At the more severe end of the spectrum is Premenstrual Dysphoric Disorder (PMDD), a condition marked by extreme emotional and physical symptoms that significantly interfere with daily functioning. While global estimates vary, research indicates that a small but meaningful percentage of women meet the criteria for PMDD.

How to Spot the Pattern

One of the challenges with PMS is recognising that symptoms are cyclical rather than random. They tend to:

  • Start in the luteal phase - about 7–14 days before a period.

  • Build over a few days.

  • Ease once menstruation begins.

Keeping a simple symptom diary over two to three cycles can often be the clearest way to identify the pattern. By marking which symptoms appear on which days relative to your cycle, you create a picture that your GP can use to confirm whether it’s PMS, PMDD or something else needing attention.


Why It Matters - Beyond ‘Just a Mood Swing’

PMS isn’t just about “feeling a bit sensitive” before your period. For people with moderate to severe symptoms, it can be disruptive, making it hard to concentrate at work, manage family life, plan social activities or even sleep. It can strain relationships when mood changes feel sudden or inexplicable, and it can worsen pre‑existing anxiety or low mood if left unrecognised.

Despite this, many women shrug off symptoms, or are encouraged to, because of long‑standing cultural myths that period‑related discomfort is simply something “all women deal with.” But feeling chronically low, exhausted or physically unwell every month isn’t inevitable, and it doesn’t have to be something you just endure.

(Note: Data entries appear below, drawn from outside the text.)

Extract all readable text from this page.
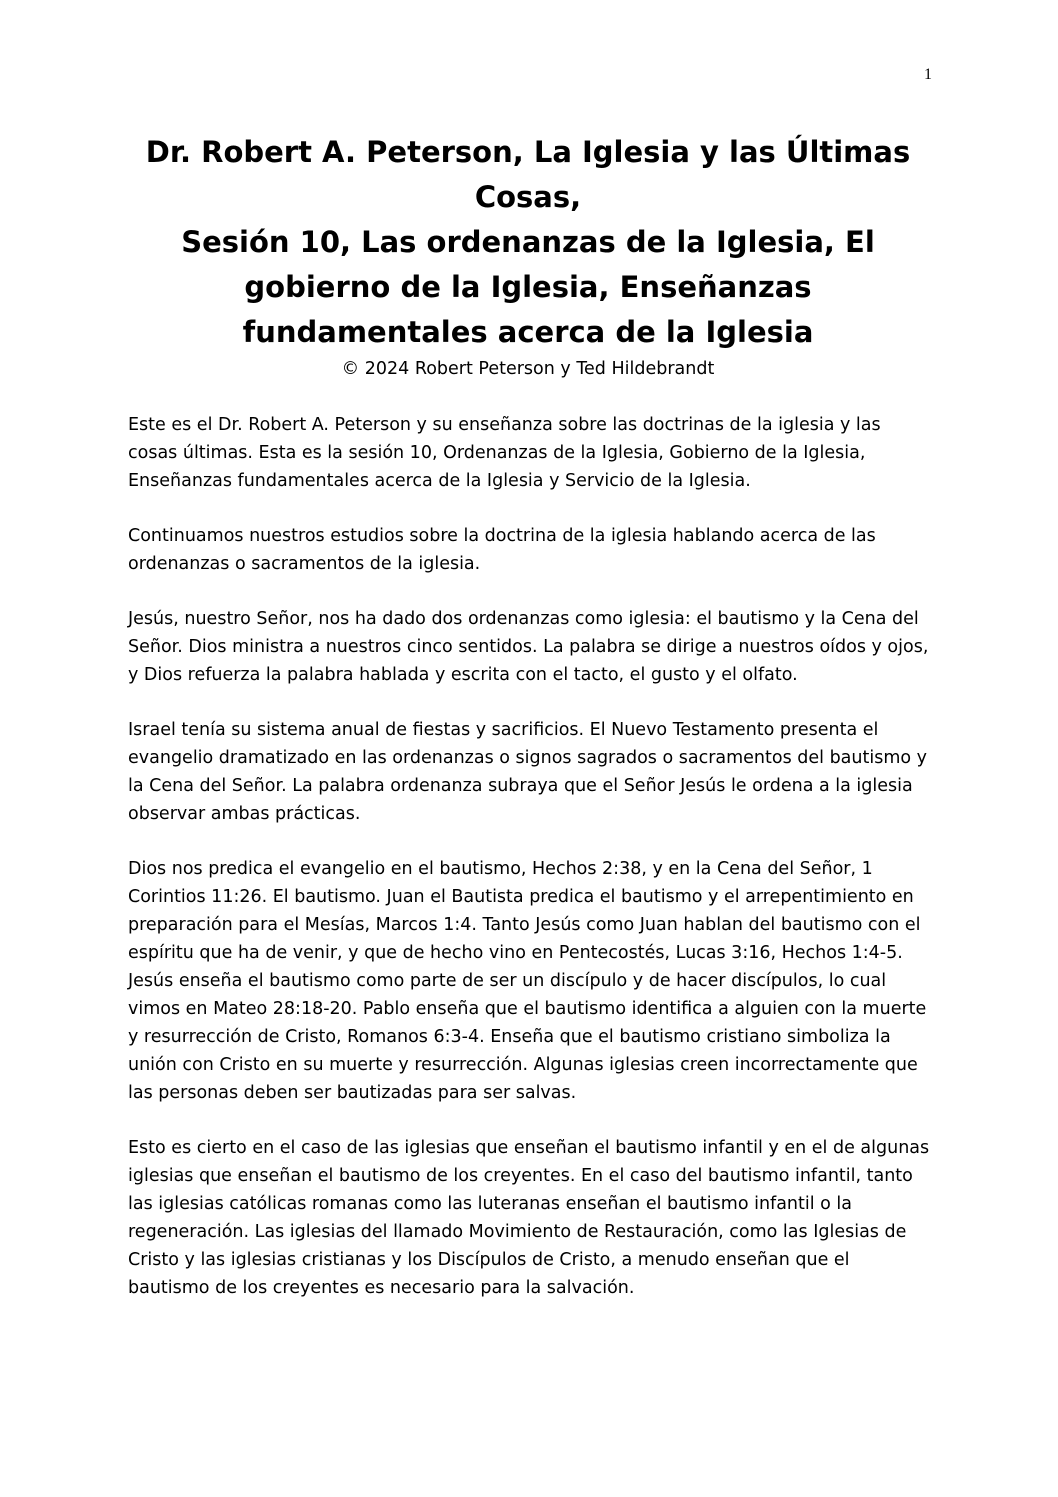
1
Dr. Robert A. Peterson, La Iglesia y las Últimas Cosas,
Sesión 10, Las ordenanzas de la Iglesia, El gobierno de la Iglesia, Enseñanzas fundamentales acerca de la Iglesia
© 2024 Robert Peterson y Ted Hildebrandt

Este es el Dr. Robert A. Peterson y su enseñanza sobre las doctrinas de la iglesia y las cosas últimas. Esta es la sesión 10, Ordenanzas de la Iglesia, Gobierno de la Iglesia, Enseñanzas fundamentales acerca de la Iglesia y Servicio de la Iglesia.

Continuamos nuestros estudios sobre la doctrina de la iglesia hablando acerca de las ordenanzas o sacramentos de la iglesia.

Jesús, nuestro Señor, nos ha dado dos ordenanzas como iglesia: el bautismo y la Cena del Señor. Dios ministra a nuestros cinco sentidos. La palabra se dirige a nuestros oídos y ojos, y Dios refuerza la palabra hablada y escrita con el tacto, el gusto y el olfato.

Israel tenía su sistema anual de fiestas y sacrificios. El Nuevo Testamento presenta el evangelio dramatizado en las ordenanzas o signos sagrados o sacramentos del bautismo y la Cena del Señor. La palabra ordenanza subraya que el Señor Jesús le ordena a la iglesia observar ambas prácticas.

Dios nos predica el evangelio en el bautismo, Hechos 2:38, y en la Cena del Señor, 1 Corintios 11:26. El bautismo. Juan el Bautista predica el bautismo y el arrepentimiento en preparación para el Mesías, Marcos 1:4. Tanto Jesús como Juan hablan del bautismo con el espíritu que ha de venir, y que de hecho vino en Pentecostés, Lucas 3:16, Hechos 1:4-5. Jesús enseña el bautismo como parte de ser un discípulo y de hacer discípulos, lo cual vimos en Mateo 28:18-20. Pablo enseña que el bautismo identifica a alguien con la muerte y resurrección de Cristo, Romanos 6:3-4. Enseña que el bautismo cristiano simboliza la unión con Cristo en su muerte y resurrección. Algunas iglesias creen incorrectamente que las personas deben ser bautizadas para ser salvas.

Esto es cierto en el caso de las iglesias que enseñan el bautismo infantil y en el de algunas iglesias que enseñan el bautismo de los creyentes. En el caso del bautismo infantil, tanto las iglesias católicas romanas como las luteranas enseñan el bautismo infantil o la regeneración. Las iglesias del llamado Movimiento de Restauración, como las Iglesias de Cristo y las iglesias cristianas y los Discípulos de Cristo, a menudo enseñan que el bautismo de los creyentes es necesario para la salvación.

How PMS Symptoms Can Be Managed

The good news is that there are practical steps and treatments that can help ease premenstrual symptoms, whether mild, moderate or severe.

Lifestyle Approaches:

Simple changes can make a real difference:

  • Regular exercise: even walking or cycling can release mood‑boosting endorphins and may ease both emotional and physical symptoms.

  • Balanced diet: eating small, frequent meals with a good mix of protein, whole grains, fruits and vegetables can help steady blood sugar and mood. Reducing alcohol and caffeine can help.

  • Prioritising sleep and stress reduction: good sleep hygiene and mind‑body practices like yoga or mindfulness can soften symptom severity.

Symptom Tracking and Planning:

Keeping a cycle diary makes it easier to spot patterns and gives your health care professional meaningful information to support diagnosis and tailor interventions.

Clinical Options:

If symptoms are significantly affecting quality of life, talking to a Women’s Health specialist GP, such as Dr Lucy Mather, can open up other options. These may include:

  • Hormonal treatments that can stabilise hormonal fluctuations.

  • In some cases, SSRIs taken either daily or during the luteal phase can help mood‑related symptoms.

  • For PMDD, specialist support and tailored treatment plans are particularly important.

We can help you understand which approach is most suitable for your situation and work with you to track progress over time.

Changing the Conversation About PMS

Even though premenstrual symptoms are widespread, they’re often minimised, both in casual conversation and in healthcare settings. But recognising the pattern, understanding the causes, and seeking support doesn’t make you “dramatic”, it makes you informed.

Whether your symptoms are occasional or severe, knowing what’s going on with your body is the first step toward feeling more in control and less at the mercy of your cycle. And if what you’re experiencing is affecting your day‑to‑day life, it’s absolutely valid to bring it up with a clinician and ask for help.